Though he has already been reassured -- the club’s diagnosis was he had no structural issues after a physical exam and then the clean MRI -- Rodon wouldn’t mind more confirmation. The left-hander said he hadn’t experienced the kind of tightness he suddenly felt in his biceps tendon before Thursday. He could lift his arm above his head, but Rodon said his stuff wasn’t the same. After he informed them, the White Sox determined to be cautious.

“It’s pretty tight up there,” Rodon said. “I’ve never really been that tight.
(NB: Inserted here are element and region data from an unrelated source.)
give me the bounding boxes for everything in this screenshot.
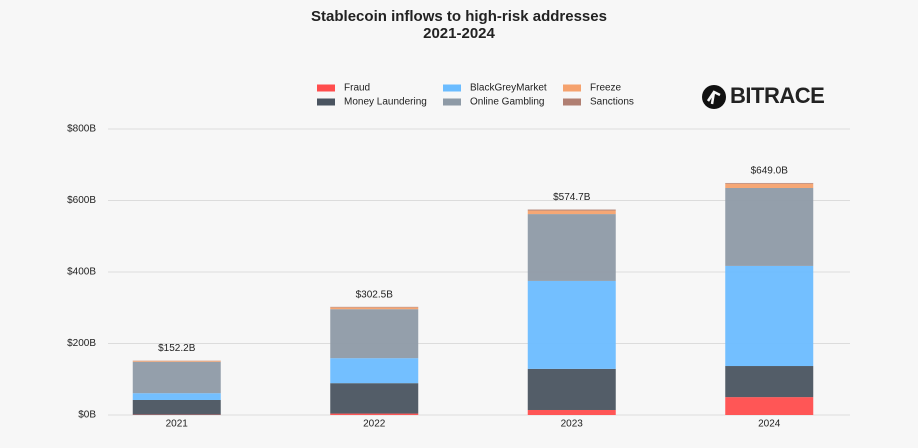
total-label: $574.7B bbox=[553, 192, 591, 203]
bar-segment bbox=[132, 393, 221, 400]
bar-segment bbox=[132, 399, 221, 415]
x-tick-label: 2023 bbox=[561, 419, 584, 430]
bar-segment bbox=[132, 361, 221, 394]
legend-swatch bbox=[443, 98, 461, 106]
x-tick-label: 2022 bbox=[363, 419, 386, 430]
bar-segment bbox=[527, 280, 616, 369]
bar-segment bbox=[725, 183, 814, 188]
bar-segment bbox=[527, 210, 616, 215]
x-tick-label: 2021 bbox=[166, 419, 189, 430]
y-tick-label: $800B bbox=[67, 124, 96, 135]
total-label: $152.2B bbox=[158, 343, 196, 354]
bar-segment bbox=[330, 307, 419, 310]
bar-segment bbox=[527, 214, 616, 281]
legend-label: Freeze bbox=[590, 83, 622, 94]
total-label: $302.5B bbox=[356, 289, 394, 300]
bar-segment bbox=[132, 360, 221, 362]
legend-label: Online Gambling bbox=[470, 97, 544, 108]
y-tick-label: $600B bbox=[67, 195, 96, 206]
y-tick-label: $200B bbox=[67, 338, 96, 349]
chart-title: Stablecoin inflows to high-risk addresse… bbox=[311, 8, 607, 25]
x-tick-label: 2024 bbox=[758, 419, 781, 430]
total-label: $649.0B bbox=[751, 166, 789, 177]
logo-text: BITRACE bbox=[730, 83, 824, 108]
legend-swatch bbox=[317, 98, 335, 106]
bar-segment bbox=[330, 358, 419, 384]
legend-swatch bbox=[563, 98, 581, 106]
bar-segment bbox=[330, 413, 419, 415]
legend-label: Money Laundering bbox=[344, 97, 427, 108]
bar-segment bbox=[725, 265, 814, 367]
legend-label: BlackGreyMarket bbox=[470, 83, 547, 94]
bar-segment bbox=[527, 409, 616, 415]
bar-segment bbox=[725, 182, 814, 184]
bar-segment bbox=[527, 209, 616, 211]
bar-segment bbox=[330, 383, 419, 414]
bar-segment bbox=[725, 366, 814, 398]
y-tick-label: $400B bbox=[67, 267, 96, 278]
legend-swatch bbox=[443, 84, 461, 92]
bar-segment bbox=[330, 309, 419, 359]
bar-segment bbox=[725, 397, 814, 415]
bar-segment bbox=[527, 368, 616, 410]
bar-segment bbox=[330, 306, 419, 308]
legend-swatch bbox=[563, 84, 581, 92]
logo-icon bbox=[702, 85, 726, 109]
chart-subtitle: 2021-2024 bbox=[423, 25, 495, 42]
legend-label: Fraud bbox=[344, 83, 370, 94]
y-tick-label: $0B bbox=[78, 410, 96, 421]
legend-swatch bbox=[317, 84, 335, 92]
legend-label: Sanctions bbox=[590, 97, 634, 108]
bar-segment bbox=[725, 187, 814, 266]
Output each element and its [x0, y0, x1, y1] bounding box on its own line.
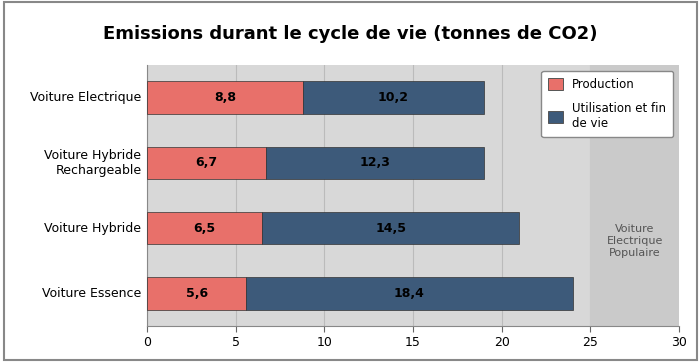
Bar: [246, 277, 573, 310]
Legend: Production, Utilisation et fin
de vie: Production, Utilisation et fin de vie: [541, 71, 673, 137]
Bar: [262, 212, 519, 244]
Text: 6,7: 6,7: [195, 156, 218, 169]
Text: 18,4: 18,4: [394, 287, 425, 300]
Text: 8,8: 8,8: [214, 91, 236, 104]
Text: Emissions durant le cycle de vie (tonnes de CO2): Emissions durant le cycle de vie (tonnes…: [103, 25, 597, 43]
Bar: [147, 147, 266, 179]
Bar: [266, 147, 484, 179]
Bar: [147, 277, 246, 310]
Bar: [147, 81, 303, 114]
FancyBboxPatch shape: [4, 2, 696, 360]
Text: 14,5: 14,5: [375, 222, 406, 235]
Bar: [147, 212, 262, 244]
Text: 6,5: 6,5: [194, 222, 216, 235]
Bar: [303, 81, 484, 114]
Text: Voiture
Electrique
Populaire: Voiture Electrique Populaire: [606, 224, 663, 258]
Text: 5,6: 5,6: [186, 287, 208, 300]
Text: 12,3: 12,3: [359, 156, 391, 169]
Bar: [590, 65, 679, 326]
Text: 10,2: 10,2: [378, 91, 409, 104]
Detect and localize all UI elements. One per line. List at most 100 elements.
I couldn’t really step on some balls I wanted to throw to get that arm going. So, I had to get it checked out. It didn’t feel too good.”

The White Sox already had Rodon on a delayed schedule where he needed to hit every mark to be ready for the regular season. They did so in hopes of helping him avoid the fatigue he experienced last summer and also reaching the 200-inning mark this season. Now it appears Rodon will begin the season on the DL, according to Hahn.

Though he’d like to start the season on schedule, Rodon wants to make sure he’s physically good to go.

“Just trying to be healthy man,” Rodon said. “You don’t want to go the start of the season and be behind the best guys. You are a tick down from the best guys in the world. It’s not fun pitching when you are not feeling too good. I want to be 100 percent when I’m out there. That gives our team the best chance of winning.”